Davis declined to comment on Whittley’s house arrest.

“My only comment is my thoughts and prayers go out to trooper Morris and his family, friends and the Mississippi Highway Patrol,” Davis said.

Mississippi Sen. Melanie Sojourner, R-Natchez, who serves on the Senate Corrections Committee, said the state’s criminal justice system is not to blame.

“No criminal justice system is perfect,” Sojourner said. “Mississippi can and must make improvements. But the state of Mississippi didn’t pull that trigger, an individual did. Damion Whittley is accused of taking a good man’s life, and if found guilty, he must be held personally responsible. I disagree with the idea that every time a law is broken, society is guilty instead of the lawbreaker. Each individual is accountable for his or her actions.”

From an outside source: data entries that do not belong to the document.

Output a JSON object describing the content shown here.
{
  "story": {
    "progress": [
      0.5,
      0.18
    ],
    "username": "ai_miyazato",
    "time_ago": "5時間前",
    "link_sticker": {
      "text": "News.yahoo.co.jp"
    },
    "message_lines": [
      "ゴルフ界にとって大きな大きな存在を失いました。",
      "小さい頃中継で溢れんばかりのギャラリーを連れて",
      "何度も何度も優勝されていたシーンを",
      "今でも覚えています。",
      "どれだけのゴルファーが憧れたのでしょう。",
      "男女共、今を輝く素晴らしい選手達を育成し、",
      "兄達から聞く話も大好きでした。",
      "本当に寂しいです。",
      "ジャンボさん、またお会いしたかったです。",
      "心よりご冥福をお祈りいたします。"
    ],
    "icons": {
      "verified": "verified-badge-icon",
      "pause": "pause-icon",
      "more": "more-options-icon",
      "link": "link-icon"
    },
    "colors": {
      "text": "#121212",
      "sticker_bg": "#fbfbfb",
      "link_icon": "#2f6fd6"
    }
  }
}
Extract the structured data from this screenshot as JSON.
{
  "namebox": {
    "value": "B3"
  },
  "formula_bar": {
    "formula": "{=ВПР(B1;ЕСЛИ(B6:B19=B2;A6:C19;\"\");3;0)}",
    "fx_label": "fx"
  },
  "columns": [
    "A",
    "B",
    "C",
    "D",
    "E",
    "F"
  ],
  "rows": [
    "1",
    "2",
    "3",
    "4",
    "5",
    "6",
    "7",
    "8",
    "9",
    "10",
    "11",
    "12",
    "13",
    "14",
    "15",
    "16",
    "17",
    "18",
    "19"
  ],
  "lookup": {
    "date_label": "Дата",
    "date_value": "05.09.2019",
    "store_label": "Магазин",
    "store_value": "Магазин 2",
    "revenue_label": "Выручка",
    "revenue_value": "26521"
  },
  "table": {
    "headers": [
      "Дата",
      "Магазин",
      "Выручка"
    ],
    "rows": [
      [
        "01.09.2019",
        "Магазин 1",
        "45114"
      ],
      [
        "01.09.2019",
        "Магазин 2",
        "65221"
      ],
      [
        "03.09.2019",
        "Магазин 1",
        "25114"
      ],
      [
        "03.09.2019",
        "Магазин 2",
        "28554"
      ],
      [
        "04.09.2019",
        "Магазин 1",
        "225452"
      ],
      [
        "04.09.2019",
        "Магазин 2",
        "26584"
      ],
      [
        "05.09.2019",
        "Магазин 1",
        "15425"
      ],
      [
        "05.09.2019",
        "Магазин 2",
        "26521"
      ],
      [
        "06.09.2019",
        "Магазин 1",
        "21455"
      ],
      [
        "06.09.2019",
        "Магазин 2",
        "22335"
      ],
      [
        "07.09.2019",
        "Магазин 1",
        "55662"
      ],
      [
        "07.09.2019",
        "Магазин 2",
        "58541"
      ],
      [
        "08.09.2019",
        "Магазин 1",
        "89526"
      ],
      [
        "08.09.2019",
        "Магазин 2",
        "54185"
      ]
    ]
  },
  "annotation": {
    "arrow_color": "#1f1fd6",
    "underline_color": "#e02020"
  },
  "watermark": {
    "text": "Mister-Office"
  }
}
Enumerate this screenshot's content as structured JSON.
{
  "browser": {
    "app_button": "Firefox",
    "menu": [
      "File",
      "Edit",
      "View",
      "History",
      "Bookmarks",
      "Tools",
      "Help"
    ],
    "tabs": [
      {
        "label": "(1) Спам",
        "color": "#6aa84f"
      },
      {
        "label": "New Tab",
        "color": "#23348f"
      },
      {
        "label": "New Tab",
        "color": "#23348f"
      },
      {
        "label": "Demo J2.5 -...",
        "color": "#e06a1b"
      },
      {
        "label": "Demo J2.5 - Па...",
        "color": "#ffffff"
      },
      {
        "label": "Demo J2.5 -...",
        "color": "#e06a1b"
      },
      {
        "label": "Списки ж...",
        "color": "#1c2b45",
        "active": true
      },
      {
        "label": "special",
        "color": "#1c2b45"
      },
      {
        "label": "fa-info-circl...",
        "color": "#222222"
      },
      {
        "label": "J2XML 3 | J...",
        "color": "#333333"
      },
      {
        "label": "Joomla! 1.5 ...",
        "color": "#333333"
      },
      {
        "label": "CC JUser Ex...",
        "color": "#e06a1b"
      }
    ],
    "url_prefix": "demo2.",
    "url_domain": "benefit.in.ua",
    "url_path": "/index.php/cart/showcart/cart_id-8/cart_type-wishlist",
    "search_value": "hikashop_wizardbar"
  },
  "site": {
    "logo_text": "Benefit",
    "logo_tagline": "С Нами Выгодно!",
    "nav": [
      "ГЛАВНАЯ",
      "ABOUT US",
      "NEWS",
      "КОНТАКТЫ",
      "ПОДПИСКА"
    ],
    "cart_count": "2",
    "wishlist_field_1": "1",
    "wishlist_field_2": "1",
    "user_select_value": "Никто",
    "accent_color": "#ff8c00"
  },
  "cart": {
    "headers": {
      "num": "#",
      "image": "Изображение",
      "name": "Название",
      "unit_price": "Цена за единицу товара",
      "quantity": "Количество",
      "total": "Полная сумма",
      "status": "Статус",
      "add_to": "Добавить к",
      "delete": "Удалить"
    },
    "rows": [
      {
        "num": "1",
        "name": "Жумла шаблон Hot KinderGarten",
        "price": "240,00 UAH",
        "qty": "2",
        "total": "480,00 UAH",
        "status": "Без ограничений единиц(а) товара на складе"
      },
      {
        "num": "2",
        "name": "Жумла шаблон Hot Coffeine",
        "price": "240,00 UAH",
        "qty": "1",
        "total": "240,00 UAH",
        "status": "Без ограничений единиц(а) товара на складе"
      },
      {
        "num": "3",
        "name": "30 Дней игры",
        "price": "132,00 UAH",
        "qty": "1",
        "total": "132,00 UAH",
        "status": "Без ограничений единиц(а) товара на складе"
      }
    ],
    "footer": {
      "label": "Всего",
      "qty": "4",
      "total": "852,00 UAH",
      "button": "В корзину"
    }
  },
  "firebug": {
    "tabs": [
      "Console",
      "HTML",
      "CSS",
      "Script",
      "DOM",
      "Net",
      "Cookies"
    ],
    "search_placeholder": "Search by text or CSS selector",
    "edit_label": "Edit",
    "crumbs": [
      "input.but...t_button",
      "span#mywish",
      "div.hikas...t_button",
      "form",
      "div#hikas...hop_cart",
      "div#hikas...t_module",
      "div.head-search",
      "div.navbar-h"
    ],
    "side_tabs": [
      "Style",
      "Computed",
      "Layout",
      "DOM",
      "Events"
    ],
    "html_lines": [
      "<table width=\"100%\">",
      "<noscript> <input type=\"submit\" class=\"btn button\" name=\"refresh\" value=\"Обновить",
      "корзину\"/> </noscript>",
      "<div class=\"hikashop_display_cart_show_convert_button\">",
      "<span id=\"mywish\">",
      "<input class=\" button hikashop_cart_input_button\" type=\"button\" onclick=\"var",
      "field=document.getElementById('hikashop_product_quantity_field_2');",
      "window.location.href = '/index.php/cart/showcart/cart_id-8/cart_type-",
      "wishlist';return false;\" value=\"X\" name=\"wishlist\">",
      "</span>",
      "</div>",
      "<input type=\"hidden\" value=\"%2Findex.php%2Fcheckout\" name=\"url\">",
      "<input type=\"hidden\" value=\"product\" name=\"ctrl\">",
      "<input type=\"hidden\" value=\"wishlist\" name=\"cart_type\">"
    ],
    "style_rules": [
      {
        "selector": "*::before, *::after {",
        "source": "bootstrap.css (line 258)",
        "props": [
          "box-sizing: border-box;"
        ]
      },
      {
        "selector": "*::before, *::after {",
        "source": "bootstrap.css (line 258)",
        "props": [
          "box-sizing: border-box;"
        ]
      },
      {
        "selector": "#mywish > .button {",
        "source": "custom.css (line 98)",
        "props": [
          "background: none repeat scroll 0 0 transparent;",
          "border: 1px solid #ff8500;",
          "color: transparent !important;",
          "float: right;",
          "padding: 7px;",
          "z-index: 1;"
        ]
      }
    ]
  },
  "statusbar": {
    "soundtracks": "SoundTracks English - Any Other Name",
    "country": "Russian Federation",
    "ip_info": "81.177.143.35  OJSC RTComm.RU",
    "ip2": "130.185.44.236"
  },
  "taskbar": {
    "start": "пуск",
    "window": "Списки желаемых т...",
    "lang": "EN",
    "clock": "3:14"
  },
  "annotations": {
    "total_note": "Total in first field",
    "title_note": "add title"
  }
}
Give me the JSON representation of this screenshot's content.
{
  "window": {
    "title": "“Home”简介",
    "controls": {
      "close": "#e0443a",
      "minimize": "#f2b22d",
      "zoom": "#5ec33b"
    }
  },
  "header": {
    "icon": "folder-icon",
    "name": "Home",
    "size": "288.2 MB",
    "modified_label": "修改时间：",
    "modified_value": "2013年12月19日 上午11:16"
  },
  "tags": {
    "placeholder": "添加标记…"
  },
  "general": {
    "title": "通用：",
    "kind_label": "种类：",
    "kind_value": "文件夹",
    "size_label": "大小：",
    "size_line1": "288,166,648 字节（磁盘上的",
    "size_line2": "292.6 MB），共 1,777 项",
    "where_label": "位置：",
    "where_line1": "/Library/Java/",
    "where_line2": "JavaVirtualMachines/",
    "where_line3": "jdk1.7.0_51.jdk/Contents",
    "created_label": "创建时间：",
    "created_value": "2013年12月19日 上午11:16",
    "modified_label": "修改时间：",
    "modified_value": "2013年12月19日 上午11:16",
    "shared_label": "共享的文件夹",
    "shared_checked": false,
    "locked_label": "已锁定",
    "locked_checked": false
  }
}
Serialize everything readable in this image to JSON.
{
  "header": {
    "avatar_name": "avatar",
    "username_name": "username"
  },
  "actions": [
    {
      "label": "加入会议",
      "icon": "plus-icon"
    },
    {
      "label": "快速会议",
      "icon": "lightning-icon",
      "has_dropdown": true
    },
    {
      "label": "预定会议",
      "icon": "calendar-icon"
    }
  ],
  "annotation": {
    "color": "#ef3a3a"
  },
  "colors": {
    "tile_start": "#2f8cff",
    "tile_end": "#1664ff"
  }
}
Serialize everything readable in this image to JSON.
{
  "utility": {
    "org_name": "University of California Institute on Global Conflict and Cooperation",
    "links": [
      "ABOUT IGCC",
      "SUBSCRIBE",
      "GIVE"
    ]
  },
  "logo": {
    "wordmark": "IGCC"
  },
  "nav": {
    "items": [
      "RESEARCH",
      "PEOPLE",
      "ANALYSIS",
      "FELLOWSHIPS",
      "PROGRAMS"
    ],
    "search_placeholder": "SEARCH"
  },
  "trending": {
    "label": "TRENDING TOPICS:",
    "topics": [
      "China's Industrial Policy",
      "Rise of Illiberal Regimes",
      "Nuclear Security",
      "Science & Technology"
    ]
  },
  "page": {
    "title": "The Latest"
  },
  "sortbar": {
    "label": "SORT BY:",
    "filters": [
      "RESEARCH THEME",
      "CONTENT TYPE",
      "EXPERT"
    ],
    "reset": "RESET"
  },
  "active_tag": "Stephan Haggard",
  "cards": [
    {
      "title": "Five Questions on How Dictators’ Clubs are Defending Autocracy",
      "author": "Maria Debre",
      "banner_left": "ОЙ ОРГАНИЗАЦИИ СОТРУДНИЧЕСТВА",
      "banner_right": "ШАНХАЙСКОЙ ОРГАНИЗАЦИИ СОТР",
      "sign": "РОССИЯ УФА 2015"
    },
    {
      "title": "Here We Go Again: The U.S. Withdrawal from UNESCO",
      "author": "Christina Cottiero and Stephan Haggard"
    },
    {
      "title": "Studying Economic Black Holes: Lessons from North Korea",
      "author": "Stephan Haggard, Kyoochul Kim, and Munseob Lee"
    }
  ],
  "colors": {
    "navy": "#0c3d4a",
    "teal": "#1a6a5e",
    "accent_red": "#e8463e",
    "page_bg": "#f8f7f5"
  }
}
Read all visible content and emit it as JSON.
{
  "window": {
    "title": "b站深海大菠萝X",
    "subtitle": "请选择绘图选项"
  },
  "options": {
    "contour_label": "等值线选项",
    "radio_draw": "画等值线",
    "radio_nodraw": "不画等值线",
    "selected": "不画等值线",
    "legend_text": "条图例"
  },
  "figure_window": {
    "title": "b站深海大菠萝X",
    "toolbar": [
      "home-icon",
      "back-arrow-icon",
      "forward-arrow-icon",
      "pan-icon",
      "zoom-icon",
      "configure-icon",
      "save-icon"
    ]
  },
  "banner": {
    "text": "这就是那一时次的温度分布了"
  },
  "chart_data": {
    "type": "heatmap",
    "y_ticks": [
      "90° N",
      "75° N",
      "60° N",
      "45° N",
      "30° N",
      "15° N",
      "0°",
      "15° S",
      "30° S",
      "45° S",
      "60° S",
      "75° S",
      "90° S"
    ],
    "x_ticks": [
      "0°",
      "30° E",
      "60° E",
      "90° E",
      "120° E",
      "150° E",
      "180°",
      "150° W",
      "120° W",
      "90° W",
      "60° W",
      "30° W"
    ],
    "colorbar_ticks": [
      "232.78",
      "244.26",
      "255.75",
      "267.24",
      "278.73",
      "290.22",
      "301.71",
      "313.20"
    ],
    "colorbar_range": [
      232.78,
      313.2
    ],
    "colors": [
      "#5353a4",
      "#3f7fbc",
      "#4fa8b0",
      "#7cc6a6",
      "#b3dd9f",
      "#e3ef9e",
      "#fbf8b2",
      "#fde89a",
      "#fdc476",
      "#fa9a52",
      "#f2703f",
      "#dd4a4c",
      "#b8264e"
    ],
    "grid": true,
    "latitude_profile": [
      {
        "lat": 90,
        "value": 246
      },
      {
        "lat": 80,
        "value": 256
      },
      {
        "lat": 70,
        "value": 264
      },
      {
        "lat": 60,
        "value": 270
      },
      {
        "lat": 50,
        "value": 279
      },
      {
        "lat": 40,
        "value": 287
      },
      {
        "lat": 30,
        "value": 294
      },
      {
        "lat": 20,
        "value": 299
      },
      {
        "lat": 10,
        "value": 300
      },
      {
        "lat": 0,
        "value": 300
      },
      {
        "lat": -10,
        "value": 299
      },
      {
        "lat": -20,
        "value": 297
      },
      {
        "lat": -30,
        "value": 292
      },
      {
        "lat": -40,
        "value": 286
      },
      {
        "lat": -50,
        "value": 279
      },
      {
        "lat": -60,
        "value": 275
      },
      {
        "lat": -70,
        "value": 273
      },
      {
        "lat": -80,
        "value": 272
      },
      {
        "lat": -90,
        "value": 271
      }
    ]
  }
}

Madison said the last time she spoke to Whittley was Thursday over the phone and it had been months since she had seen him face to face, she said.

“I told him he needed to change his life around and do better,” Madison said.

After hearing about Morris being shot and killed Friday on U.S. 61 in Jefferson County, Madison said she attempted to call her son and didn’t receive a response.

“I was just telling him to be careful because I heard a state trooper was killed. … His phone kept ringing and going to voicemail and so I texted him. I didn’t know he had already been arrested,” Madison said.

Scott Hawkins contributed to this report.